FW: A simple question about SRILM

Mon May 17 13:05:31 PDT 2004

Hi Andreas,

Thanks for you super-fast reply!

I tried it like you suggested:
ngram-count -order 3 -gt1max 0 -gt1min 1 -gt2max 0 -gt2min 1 -gt3max 0
-gt3min 1 -text corpus.tags -lm corpus.tags.lm2 -debug 1

Many of the backoff weights indeed became 99 (which is good), but many
remained non-zero (although small: -6,-7,-8...)

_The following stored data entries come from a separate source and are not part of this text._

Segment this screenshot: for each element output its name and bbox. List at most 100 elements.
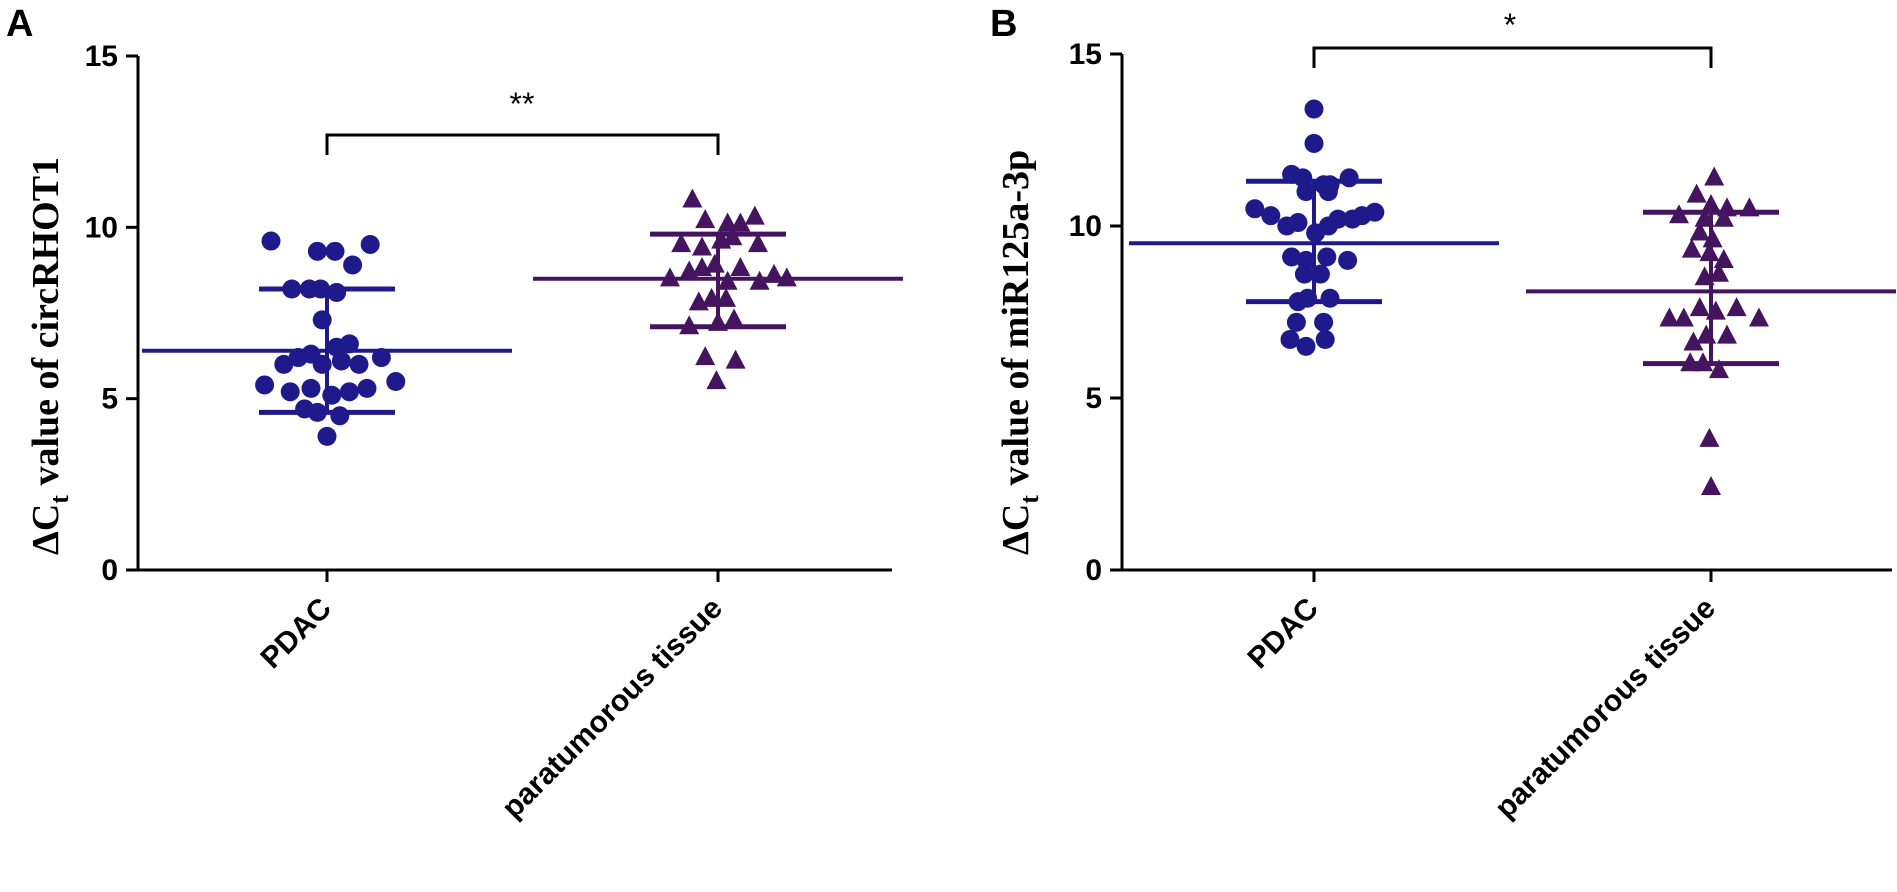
y-tick-label: 0 xyxy=(101,554,118,587)
data-point xyxy=(716,287,736,307)
data-point xyxy=(725,349,746,369)
data-point xyxy=(317,426,337,446)
data-point xyxy=(1294,264,1314,284)
y-tick-label: 15 xyxy=(1069,38,1102,71)
data-point xyxy=(301,378,321,398)
data-point xyxy=(1296,336,1316,356)
data-point xyxy=(1317,247,1337,267)
data-point xyxy=(1696,324,1717,344)
data-point xyxy=(327,282,347,302)
data-point xyxy=(339,334,359,354)
data-point xyxy=(1701,476,1721,496)
data-point xyxy=(1713,207,1734,227)
axes xyxy=(136,56,892,572)
data-point xyxy=(706,370,727,390)
data-point xyxy=(325,241,345,261)
data-point xyxy=(1318,182,1338,202)
data-point xyxy=(331,351,351,371)
y-tick-label: 15 xyxy=(85,40,118,73)
data-point xyxy=(1705,300,1726,320)
data-point xyxy=(386,372,406,392)
data-point xyxy=(1296,182,1316,202)
panel-b: B ΔCt value of miR125a-3p 0 5 10 15 PDAC par… xyxy=(990,3,1896,825)
data-point xyxy=(1365,202,1385,222)
data-point xyxy=(1339,168,1359,188)
data-point xyxy=(1659,307,1680,327)
data-point xyxy=(349,354,369,374)
data-point xyxy=(1282,247,1302,267)
data-point xyxy=(704,253,725,273)
data-point xyxy=(1304,99,1324,119)
data-point xyxy=(730,257,751,277)
significance-label: * xyxy=(1504,7,1516,43)
data-point xyxy=(671,233,692,253)
data-point xyxy=(1686,183,1707,203)
y-tick-label: 10 xyxy=(1069,210,1102,243)
data-point xyxy=(261,231,281,251)
x-category-label: PDAC xyxy=(1242,592,1325,675)
y-ticks: 0 5 10 15 xyxy=(85,40,138,587)
data-point xyxy=(1261,206,1281,226)
data-point xyxy=(343,255,363,275)
data-points xyxy=(1129,99,1896,496)
data-point xyxy=(330,406,350,426)
data-point xyxy=(695,209,716,229)
data-point xyxy=(1689,297,1710,317)
data-point xyxy=(1245,199,1265,219)
y-ticks: 0 5 10 15 xyxy=(1069,38,1122,587)
y-axis-label: ΔCt value of miR125a-3p xyxy=(995,150,1044,555)
x-category-labels: PDAC paratumorous tissue xyxy=(255,570,729,825)
data-point xyxy=(371,348,391,368)
y-tick-label: 10 xyxy=(85,211,118,244)
data-point xyxy=(692,236,712,256)
data-point xyxy=(360,234,380,254)
x-category-label: paratumorous tissue xyxy=(1489,592,1722,825)
data-point xyxy=(357,378,377,398)
data-point xyxy=(274,354,294,374)
data-point xyxy=(682,188,703,208)
panel-label: B xyxy=(990,3,1017,45)
data-point xyxy=(1709,359,1729,379)
data-point xyxy=(307,241,327,261)
data-points xyxy=(142,188,903,446)
significance-bracket xyxy=(1312,46,1713,68)
panel-a: A ΔCt value of circRHOT1 0 5 10 15 PDAC para… xyxy=(6,3,903,825)
data-point xyxy=(339,382,359,402)
data-point xyxy=(1689,221,1710,241)
data-point xyxy=(1673,307,1694,327)
data-point xyxy=(1749,307,1769,327)
data-point xyxy=(1709,262,1729,282)
significance-label: ** xyxy=(510,86,535,122)
axes xyxy=(1120,54,1892,572)
data-point xyxy=(1315,330,1335,350)
data-point xyxy=(1314,312,1334,332)
data-point xyxy=(1286,312,1306,332)
data-point xyxy=(1701,193,1721,213)
data-point xyxy=(1699,427,1720,447)
data-point xyxy=(724,308,744,328)
data-point xyxy=(1288,213,1308,233)
data-point xyxy=(255,375,275,395)
data-point xyxy=(1280,330,1300,350)
data-point xyxy=(1320,288,1340,308)
data-point xyxy=(730,212,751,232)
data-point xyxy=(1704,166,1725,186)
data-point xyxy=(744,205,765,225)
data-point xyxy=(1328,209,1348,229)
data-point xyxy=(1717,324,1737,344)
data-point xyxy=(1681,238,1702,258)
data-point xyxy=(1304,133,1324,153)
x-category-labels: PDAC paratumorous tissue xyxy=(1242,570,1722,825)
y-tick-label: 5 xyxy=(1085,382,1102,415)
data-point xyxy=(288,348,308,368)
panel-label: A xyxy=(6,3,33,45)
data-point xyxy=(1338,250,1358,270)
data-point xyxy=(1296,250,1316,270)
significance-bracket xyxy=(325,133,720,155)
data-point xyxy=(280,382,300,402)
x-category-label: PDAC xyxy=(255,592,338,675)
data-point xyxy=(695,346,716,366)
x-category-label: paratumorous tissue xyxy=(496,592,729,825)
y-tick-label: 5 xyxy=(101,383,118,416)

Is there a way to make them all 99?

The debug messages I got are listed below.

Thanks a lot,
Roy.
------------------------------------------------------------------------
---------------------
corpus.tags: line 1892: 1892 sentences, 48332 words, 0 OOVs
0 zeroprobs, logprob= 0 ppl= 1 ppl1= 1
Good-Turing discounting 1-grams
GT-count [0] = 0
GT-count [1] = 0
warning: no singleton counts
GT discounting disabled
Good-Turing discounting 2-grams
GT-count [0] = 0
GT-count [1] = 126
GT discounting disabled
Good-Turing discounting 3-grams
GT-count [0] = 0
GT-count [1] = 2142
GT discounting disabled
discarded 1 2-gram contexts containing pseudo-events
discarded 2 3-gram contexts containing pseudo-events
writing 41 1-grams
writing 800 2-grams
writing 5145 3-grams

> -----Original Message-----
> From: Andreas Stolcke [mailto:stolcke at speech.sri.com] 
> Sent: Monday, May 17, 2004 7:38 PM
> To: Roy Bar Haim
> Cc: srilm-user at speech.sri.com
> Subject: Re: FW: A simple question about SRILM 
> 
> 
> 
> In message 
> <001701c43c3c$65fc62c0$34284484 at cs.technion.ac.il>you wrote:
> > Hi,
> > 
> > I have the same problem. I want the LM to give maximum-likelihood 
> > estimates. That is, all the backoff weights should be zero.
> > 
> > I applied the solution below, but still I get backoff weights.
> > 
> > For example, when I build the lm like this:
> > ngram-count -order 3 -gt1max 0 -gt2max 0 -gt3max 0 -text 
> corpus.tags 
> > -lm corp us.tags.lm
> > 
> > I found that the once-occuring trigrams DO NOT APPEAR in the lm, so 
> > probablit y mass is still discounted.
> 
> the default minimum coccurrence count for trigrams is 2.  set 
> it to 1 to 
> include all trigrams:
> 
> -gt3min 1 etc.
> 
> that's why you still get backoff.
> 
> > 
> > When I turned on the debug messages, I saw many messages like:
> > warning: 0 backoff probability mass left for "AT SCLN" -- 
> incrementing denomi
> > nator 
> > 
> > Does it mean that smoothing is enforced here?
> > 
> > Is there a way to get a pure maximum-likelihood language model, 
> > without backo ff weights at all, using ngram-count?
> 
> see above.
> 
> --Andreas 
> 
>